The primary objective of phase 1 was to determine the recommended phase 2 dose and toxicities of CPX-351, a liposomal preparation of cytarabine and daunorubicin. The primary objective of phase 2 was to assess the best response in patients who received CPX-351 in cycle 1 and FLAG in cycle 2.

The trial enrolled 38 AML patients, 6 in the dose-finding phase and 32 in the efficacy phase. The patients’ median age at study entry was 11.91 years (range, 1.81-21.5). Most patients (88.9%) had CNS 1 disease, and most (73.7%) had not received a transplant.

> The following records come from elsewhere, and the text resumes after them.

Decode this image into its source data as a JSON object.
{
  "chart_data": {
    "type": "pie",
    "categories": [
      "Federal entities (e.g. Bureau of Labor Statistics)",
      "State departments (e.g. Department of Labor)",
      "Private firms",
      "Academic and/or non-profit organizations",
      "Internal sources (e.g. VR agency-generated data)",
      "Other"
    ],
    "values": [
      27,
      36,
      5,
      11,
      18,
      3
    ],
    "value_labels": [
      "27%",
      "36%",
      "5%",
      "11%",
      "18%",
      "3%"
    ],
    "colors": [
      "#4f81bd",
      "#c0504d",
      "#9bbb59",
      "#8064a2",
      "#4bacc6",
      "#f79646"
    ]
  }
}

Half of patients had a first complete response (CR) that lasted 180 to 365 days, 13.2% had a first CR lasting less than 180 days, and 36.8% had a first CR lasting more than 1 year.

Dosing and toxicity

During the dose-finding portion of the study, the first dose level of CPX-351 was 135 units/m2 on days 1, 3, and 5. There was one dose-limiting toxicity — grade 3 decrease in ejection fraction — so 135 units/m2 was deemed the recommended phase 2 dose.

The most common grade 3 or higher adverse events observed with CPX-351 in cycle 1 were infections and infestations (47.4%), febrile neutropenia (44.7%), maculopapular rash (39.5%), and prolonged QT interval (18.4%).

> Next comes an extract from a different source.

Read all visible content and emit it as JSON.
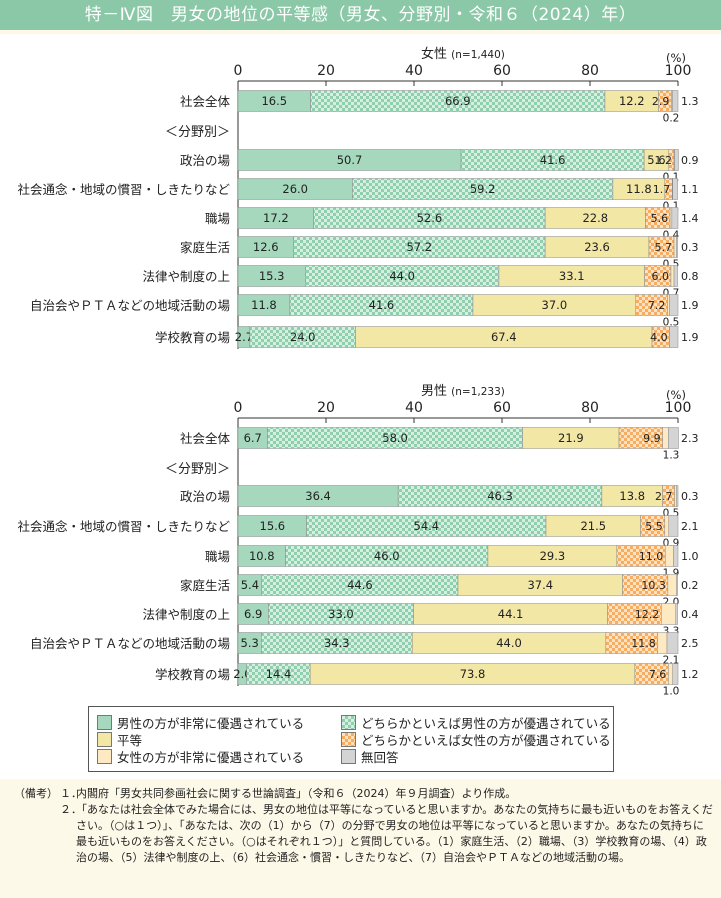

The most common grade 3 or higher adverse events observed with FLAG in cycle 2 were febrile neutropenia (23.1%), prolonged QT interval (23.1%), and infections and infestations (19.2%).

Response and survival

There were 37 patients evaluable for response. The overall response rate was defined as CR plus CR without platelet recovery (CRp) plus CR with incomplete hematologic recovery (CRi).

The overall response rate was 81.1% (n = 30), which included 20 CRs (54.1%), 5 CRps (13.5%), and 5 CRis (13.5%). Five patients had a partial response (13.5%), and two patients had treatment failure (5.4%).

During CPX-351 treatment (n = 37), the CR rate was 37.8% (n = 14), the CRp rate was 5.4% (n = 2), and the CRi rate was 32.4% (n = 12).

During FLAG treatment (n = 27), the CR rate was 48.1% (n = 13), the CRp rate was 25.9% (n = 7), and the CRi rate was 7.4% (n = 2).

Of the 25 patients who achieved a CR or CRp at any time, 21 (84%) were minimal residual disease negative by flow cytometry. Twelve patients were minimal residual disease negative after cycle 1.

Most patients who achieved a CRi or better (83.3%) went on to hematopoietic stem cell transplant.

The 2-year overall survival was 47% for all patients and 60% for responders. None of the non-responders were still alive 2 years after therapy.

“The results certainly warrant a phase 3 study of CPX-351,” Dr. Cooper said. “In fact, it is the lead molecule that’s going to be incorporated into the next COG phase 3 study.”

AAML1421 was sponsored by the Children’s Oncology Group in collaboration with the National Cancer Institute. Dr. Cooper disclosed relationships with Juno Therapeutics and Celgene.